How could wanting the best for man’s best friends go so wrong? The problem is not our good intentions, but how we go about defining “best.”

Of course, the onus of reversing these environmentally unsustainable trends isn’t on America’s cats and dogs but on their humans, and without a public perception shift, consumer-driven pet food system change seems unlikely.

Recalibrating our conceptions about pets and their food might well require examining how the naturalistic fallacy influences what we feed ourselves. Consider how proponents of the paleo diet, which seeks to replicate cavemen grub, or the grass-fed and free-range movements, which advocate for farming methods from a simpler time, reveal our tendency to evaluate a dietary trend on the basis of when, in the course of our evolutionary history, it has its roots.

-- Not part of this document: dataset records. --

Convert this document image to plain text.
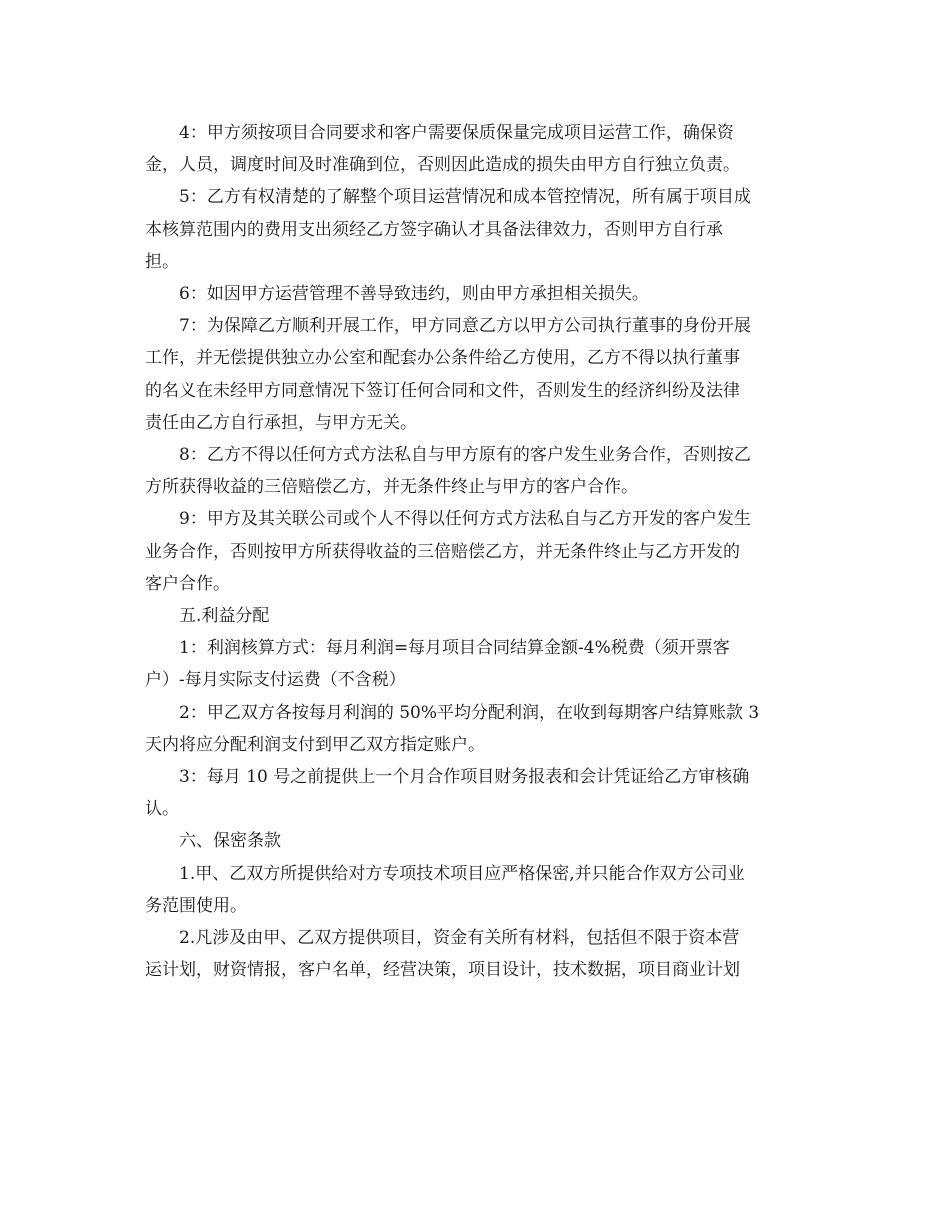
4：甲方须按项目合同要求和客户需要保质保量完成项目运营工作，确保资
金，人员，调度时间及时准确到位，否则因此造成的损失由甲方自行独立负责。

5：乙方有权清楚的了解整个项目运营情况和成本管控情况，所有属于项目成
本核算范围内的费用支出须经乙方签字确认才具备法律效力，否则甲方自行承
担。

6：如因甲方运营管理不善导致违约，则由甲方承担相关损失。

7：为保障乙方顺利开展工作，甲方同意乙方以甲方公司执行董事的身份开展
工作，并无偿提供独立办公室和配套办公条件给乙方使用，乙方不得以执行董事
的名义在未经甲方同意情况下签订任何合同和文件，否则发生的经济纠纷及法律
责任由乙方自行承担，与甲方无关。

8：乙方不得以任何方式方法私自与甲方原有的客户发生业务合作，否则按乙
方所获得收益的三倍赔偿乙方，并无条件终止与甲方的客户合作。

9：甲方及其关联公司或个人不得以任何方式方法私自与乙方开发的客户发生
业务合作，否则按甲方所获得收益的三倍赔偿乙方，并无条件终止与乙方开发的
客户合作。

五.利益分配

1：利润核算方式：每月利润=每月项目合同结算金额-4%税费（须开票客
户）-每月实际支付运费（不含税）

2：甲乙双方各按每月利润的 50%平均分配利润，在收到每期客户结算账款 3
天内将应分配利润支付到甲乙双方指定账户。

3：每月 10 号之前提供上一个月合作项目财务报表和会计凭证给乙方审核确
认。

六、保密条款

1.甲、乙双方所提供给对方专项技术项目应严格保密,并只能合作双方公司业
务范围使用。

2.凡涉及由甲、乙双方提供项目，资金有关所有材料，包括但不限于资本营
运计划，财资情报，客户名单，经营决策，项目设计，技术数据，项目商业计划
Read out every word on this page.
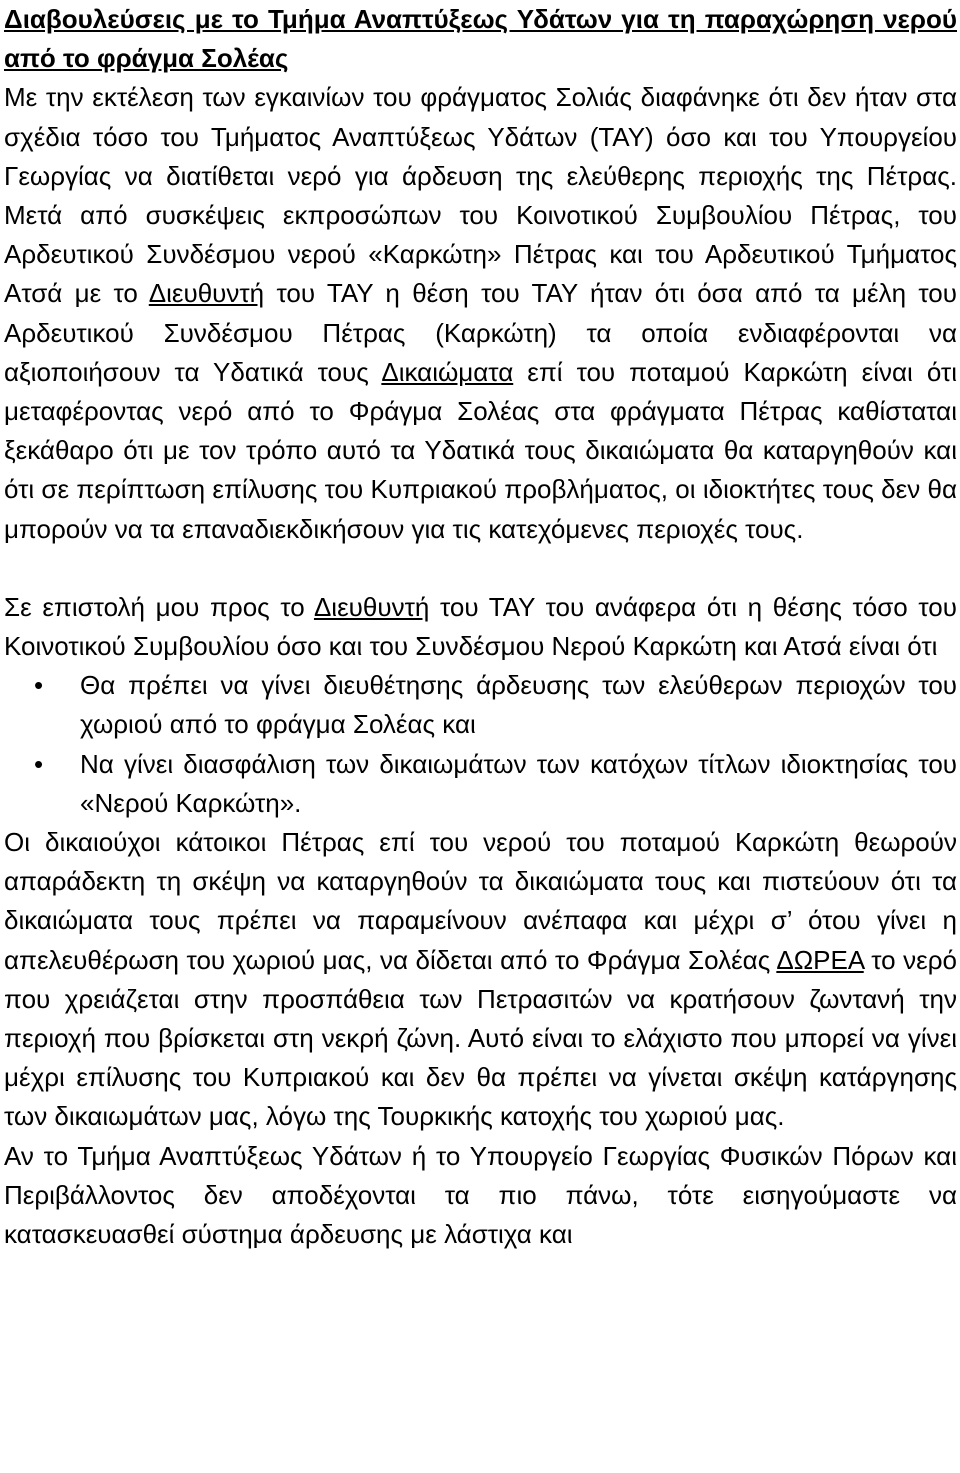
Διαβουλεύσεις με το Τμήμα Αναπτύξεως Υδάτων για τη παραχώρηση νερού από το φράγμα Σολέας

Με την εκτέλεση των εγκαινίων του φράγματος Σολιάς διαφάνηκε ότι δεν ήταν στα σχέδια τόσο του Τμήματος Αναπτύξεως Υδάτων (ΤΑΥ) όσο και του Υπουργείου Γεωργίας να διατίθεται νερό για άρδευση της ελεύθερης περιοχής της Πέτρας. Μετά από συσκέψεις εκπροσώπων του Κοινοτικού Συμβουλίου Πέτρας, του Αρδευτικού Συνδέσμου νερού «Καρκώτη» Πέτρας και του Αρδευτικού Τμήματος Ατσά με το Διευθυντή του ΤΑΥ η θέση του ΤΑΥ ήταν ότι όσα από τα μέλη του Αρδευτικού Συνδέσμου Πέτρας (Καρκώτη) τα οποία ενδιαφέρονται να αξιοποιήσουν τα Υδατικά τους Δικαιώματα επί του ποταμού Καρκώτη είναι ότι μεταφέροντας νερό από το Φράγμα Σολέας στα φράγματα Πέτρας καθίσταται ξεκάθαρο ότι με τον τρόπο αυτό τα Υδατικά τους δικαιώματα θα καταργηθούν και ότι σε περίπτωση επίλυσης του Κυπριακού προβλήματος, οι ιδιοκτήτες τους δεν θα μπορούν να τα επαναδιεκδικήσουν για τις κατεχόμενες περιοχές τους.

Σε επιστολή μου προς το Διευθυντή του ΤΑΥ του ανάφερα ότι η θέσης τόσο του Κοινοτικού Συμβουλίου όσο και του Συνδέσμου Νερού Καρκώτη και Ατσά είναι ότι

•	Θα πρέπει να γίνει διευθέτησης άρδευσης των ελεύθερων περιοχών του χωριού από το φράγμα Σολέας και
•	Να γίνει διασφάλιση των δικαιωμάτων των κατόχων τίτλων ιδιοκτησίας του «Νερού Καρκώτη».

Οι δικαιούχοι κάτοικοι Πέτρας επί του νερού του ποταμού Καρκώτη θεωρούν απαράδεκτη τη σκέψη να καταργηθούν τα δικαιώματα τους και πιστεύουν ότι τα δικαιώματα τους πρέπει να παραμείνουν ανέπαφα και μέχρι σ’ ότου γίνει η απελευθέρωση του χωριού μας, να δίδεται από το Φράγμα Σολέας ΔΩΡΕΑ το νερό που χρειάζεται στην προσπάθεια των Πετρασιτών να κρατήσουν ζωντανή την περιοχή που βρίσκεται στη νεκρή ζώνη. Αυτό είναι το ελάχιστο που μπορεί να γίνει μέχρι επίλυσης του Κυπριακού και δεν θα πρέπει να γίνεται σκέψη κατάργησης των δικαιωμάτων μας, λόγω της Τουρκικής κατοχής του χωριού μας.

Αν το Τμήμα Αναπτύξεως Υδάτων ή το Υπουργείο Γεωργίας Φυσικών Πόρων και Περιβάλλοντος δεν αποδέχονται τα πιο πάνω, τότε εισηγούμαστε να κατασκευασθεί σύστημα άρδευσης με λάστιχα και
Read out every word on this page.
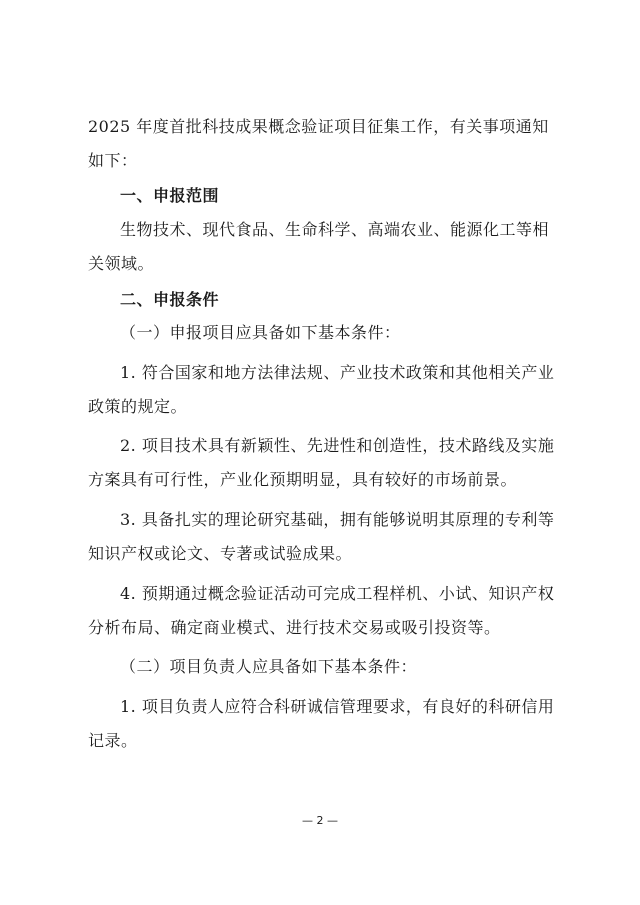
2025 年度首批科技成果概念验证项目征集工作，有关事项通知
如下：
一、申报范围
生物技术、现代食品、生命科学、高端农业、能源化工等相
关领域。
二、申报条件
（一）申报项目应具备如下基本条件：
1. 符合国家和地方法律法规、产业技术政策和其他相关产业
政策的规定。
2. 项目技术具有新颖性、先进性和创造性，技术路线及实施
方案具有可行性，产业化预期明显，具有较好的市场前景。
3. 具备扎实的理论研究基础，拥有能够说明其原理的专利等
知识产权或论文、专著或试验成果。
4. 预期通过概念验证活动可完成工程样机、小试、知识产权
分析布局、确定商业模式、进行技术交易或吸引投资等。
（二）项目负责人应具备如下基本条件：
1. 项目负责人应符合科研诚信管理要求，有良好的科研信用
记录。
— 2 —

And look no further than the fear-inspiring GMO nickname, “Frankenfood,” if you wish to understand how tightly intertwined “unnatural” and “monstrous” are in our collective unconscious.

This ingrained assumption jeopardizes the efficacy of consumer action, or “voting with your pocketbook.” After all, a store aisle full of people worrying over what a lynx or wolf would eat or whether Fido’s dinner is fit for a king is a food democracy with an awful lot of uninformed voters.

Real improvement in the pet food industry, therefore, might require help from environmental regulations, voluntary standards, and pressure from advocacy groups to steer the pet food industry back on track.

But there’s no denying that producers respond to pet owners’ preferences or that consumers have a role to play. Start by reading this list of pet food considerations that matter, like whether a company employs a qualified nutritionist and owns their processing plants. And before you hop on that next bandwagon, try to remember that a food fad’s appeal often hinges less on reality and more on how you answer one value-laden and context-dependent question: what is natural?